Each month has a theme, and while the theme is sometimes decided collectively, Melanie usually likes to surprise members. Often themes are ingredient based.

“For September, we did zucchini because zucchini was just so prolific at that point. Someone did a mock apple pie, which is where you take the zucchini and substitute it as the apple. I was the only one that was privy to that information, and everyone else was asking ‘What kind of apples are these? Is it a couple of different varieties?’ And then there was the big reveal that, no, it was zucchini!”

Each Cookbook Club dish is sampled and commented on by the group at large. (Photo: Cavan Monaghan Libraries)
Each Cookbook Club dish is sampled and commented on by the group at large. (Photo: Cavan Monaghan Libraries)

Melanie notes that, no matter the theme, there are always a few memorable dishes.

“Every time there’s something that stands out.

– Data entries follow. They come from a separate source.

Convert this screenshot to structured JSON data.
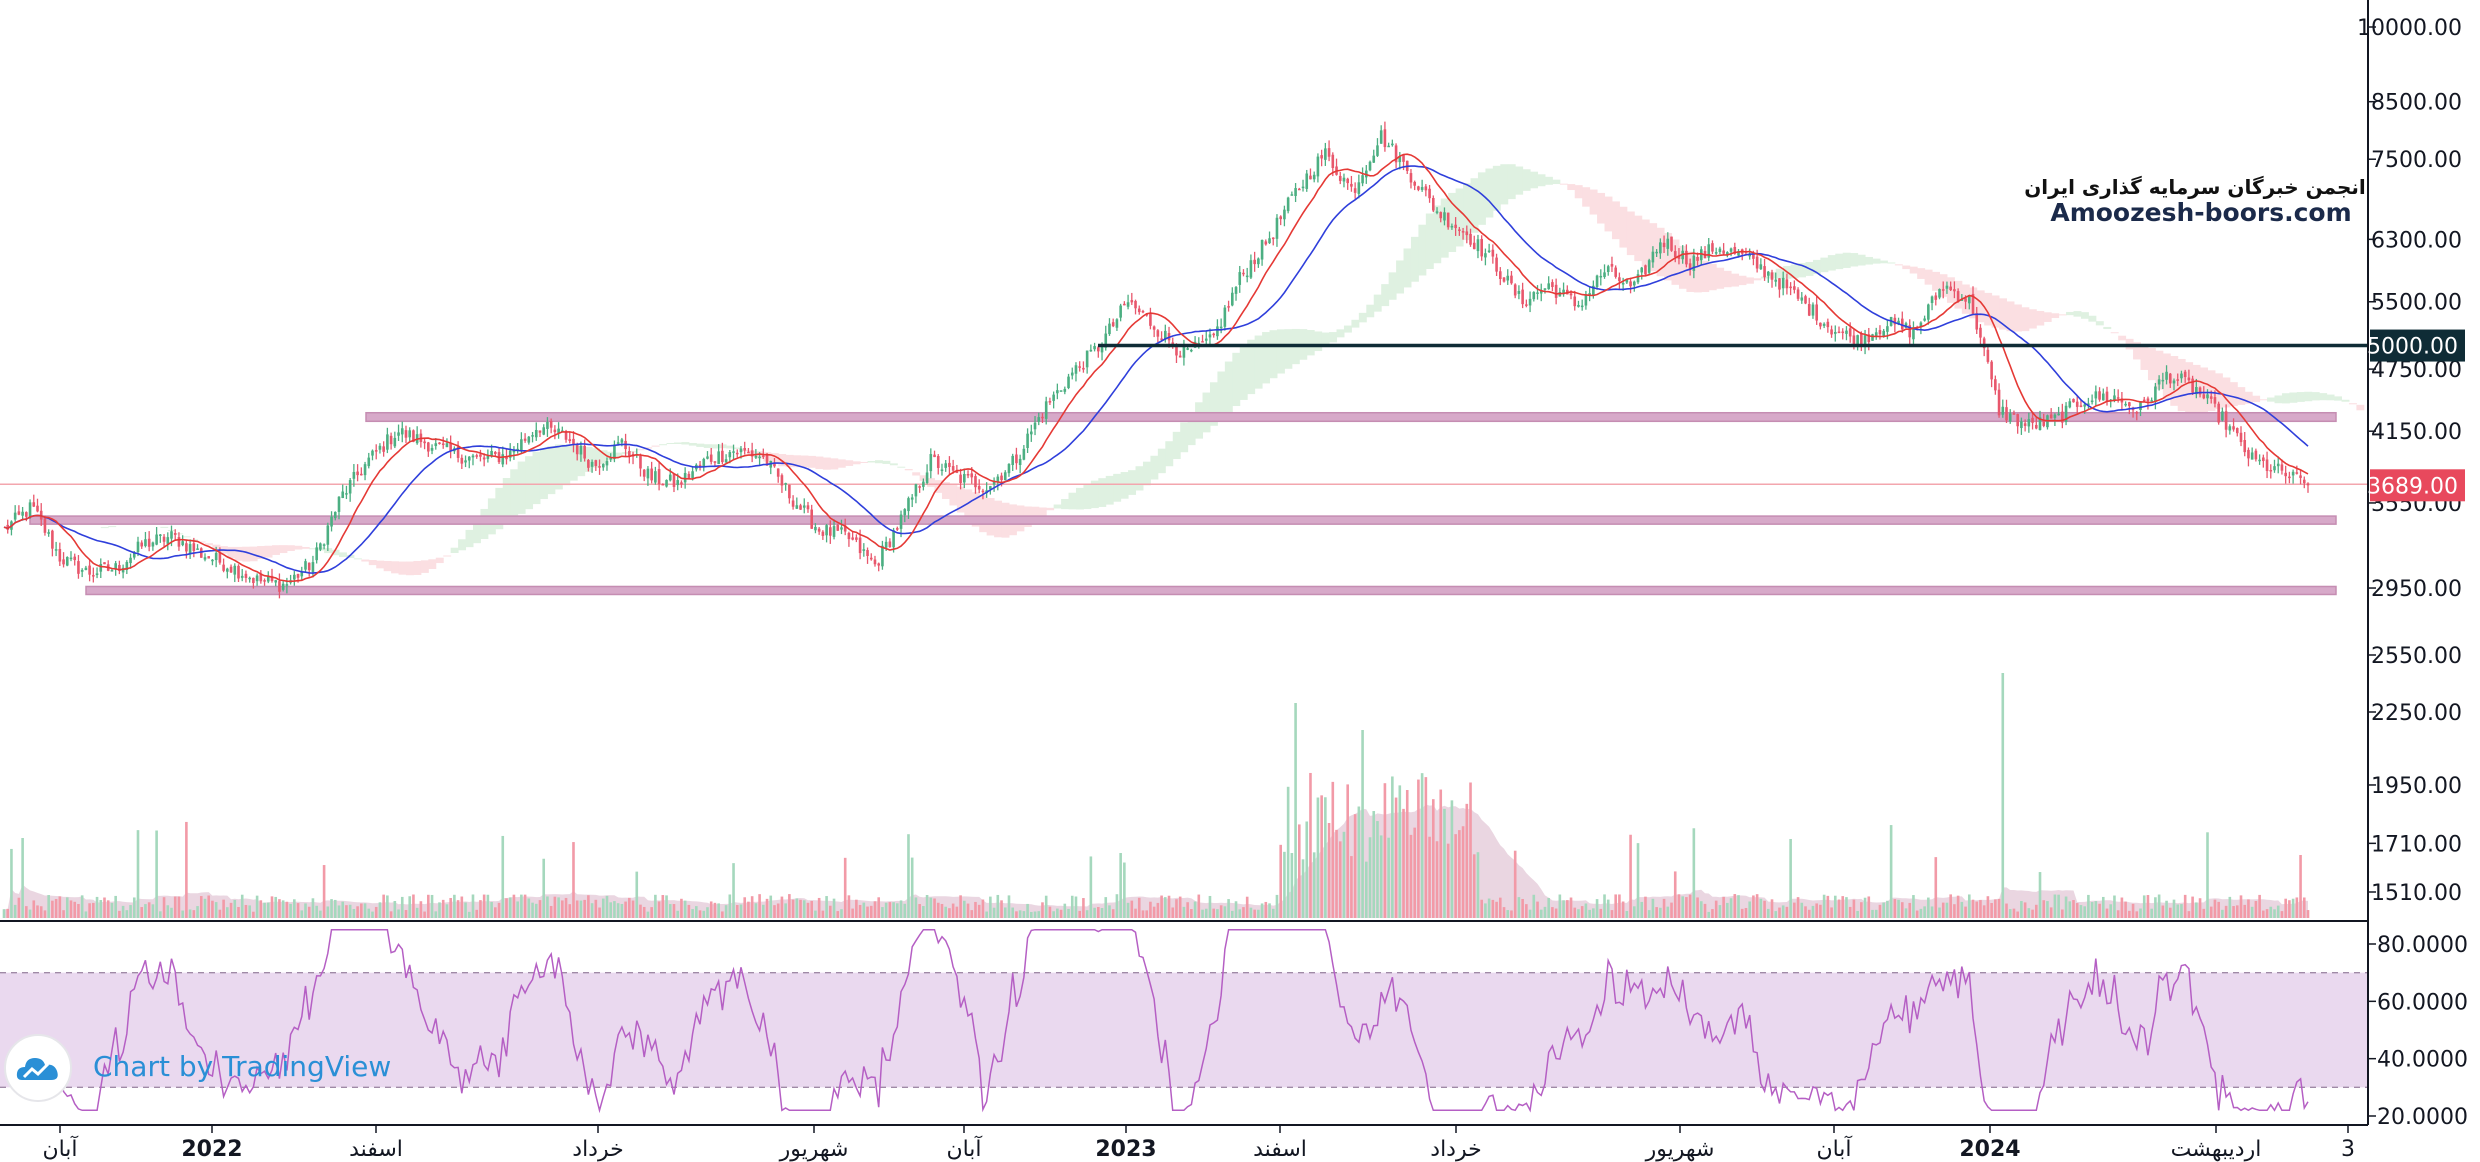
{
  "watermark": {
    "line1": "انجمن خبرگان سرمایه گذاری ایران",
    "line2": "Amoozesh-boors.com"
  },
  "branding": {
    "text": "Chart by TradingView",
    "icon": "tradingview-cloud-icon"
  },
  "colors": {
    "up": "#4caf82",
    "down": "#e8576c",
    "ma_fast": "#e53935",
    "ma_slow": "#2f3fdb",
    "rsi": "#b55fc4",
    "rsi_band": "#ead9ef",
    "zone": "#d7a9c9",
    "resistance": "#0f2c36",
    "cloud_up": "#dff1e1",
    "cloud_down": "#fbdfe2"
  },
  "chart_data": {
    "type": "candlestick",
    "price_axis_labels": [
      "10000.00",
      "8500.00",
      "7500.00",
      "6300.00",
      "5500.00",
      "4750.00",
      "4150.00",
      "3550.00",
      "2950.00",
      "2550.00",
      "2250.00",
      "1950.00",
      "1710.00",
      "1510.00"
    ],
    "price_scale": "log",
    "rsi_axis_labels": [
      "80.0000",
      "60.0000",
      "40.0000",
      "20.0000"
    ],
    "rsi_levels": [
      70,
      30
    ],
    "time_axis_labels": [
      {
        "label": "آبان",
        "bold": false
      },
      {
        "label": "2022",
        "bold": true
      },
      {
        "label": "اسفند",
        "bold": false
      },
      {
        "label": "خرداد",
        "bold": false
      },
      {
        "label": "شهریور",
        "bold": false
      },
      {
        "label": "آبان",
        "bold": false
      },
      {
        "label": "2023",
        "bold": true
      },
      {
        "label": "اسفند",
        "bold": false
      },
      {
        "label": "خرداد",
        "bold": false
      },
      {
        "label": "شهریور",
        "bold": false
      },
      {
        "label": "آبان",
        "bold": false
      },
      {
        "label": "2024",
        "bold": true
      },
      {
        "label": "اردیبهشت",
        "bold": false
      },
      {
        "label": "3",
        "bold": false
      }
    ],
    "horizontal_level": {
      "value": 5000,
      "label": "5000.00"
    },
    "last_price": {
      "value": 3689,
      "label": "3689.00"
    },
    "support_zones": [
      {
        "low": 4240,
        "high": 4320
      },
      {
        "low": 3390,
        "high": 3450
      },
      {
        "low": 2910,
        "high": 2960
      }
    ],
    "close_path": [
      3350,
      3520,
      3150,
      3050,
      3080,
      3250,
      3300,
      3180,
      3100,
      3000,
      2970,
      3120,
      3600,
      3900,
      4150,
      4050,
      3950,
      3900,
      3950,
      4200,
      4100,
      3850,
      4050,
      3750,
      3700,
      3900,
      3980,
      3930,
      3600,
      3350,
      3300,
      3100,
      3450,
      3900,
      3750,
      3680,
      3900,
      4350,
      4700,
      5000,
      5500,
      5200,
      4900,
      5050,
      5800,
      6300,
      7000,
      7600,
      7000,
      7900,
      7300,
      6700,
      6400,
      6000,
      5500,
      5700,
      5450,
      5900,
      5650,
      6300,
      6000,
      6200,
      6050,
      5800,
      5500,
      5200,
      5050,
      5250,
      5150,
      5700,
      5500,
      4350,
      4200,
      4250,
      4450,
      4480,
      4350,
      4700,
      4550,
      4250,
      3900,
      3800,
      3689
    ]
  }
}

One time we did lemons and one of our ladies, who came with her two children, made a Greek recipe called lemon soup. It’s pretty much rice in a chicken broth and lemon base, and her family were like ‘You’re not taking that to cookbook club, it’s not even edible.’ They couldn’t believe it when everyone at Cookbook Club was asking for the recipe because everyone really enjoyed it.”

At the first meeting of Cookbook Club, the memorable dish was Melanie’s own, but not for a good reason.

Cookbook Club meets at the Bruce Johnston Branch of Cavan Monaghan Libraries on the third Saturday of the month. (Photo: Cavan Monaghan Libraries)
Cookbook Club meets at the Bruce Johnston Branch of Cavan Monaghan Libraries on the third Saturday of the month. (Photo: Cavan Monaghan Libraries)

“I felt like I had to do something really big and I decided to try my hand at choux pastry,” Melanie recalls. “I don’t have a lot of kitchen gadgets at my house so I thought ‘I can do this by hand, this is how it used to be done’. If you watch Downton Abbey when they show the kitchen scenes, they’re doing it all without the things we have these days. And I tried it and it was like concrete. But everyone was really polite and ate it.”

Facilities at the library include a freezer, a microwave, and a toaster oven, so attendees can reheat dishes or bring frozen foods like ice cream.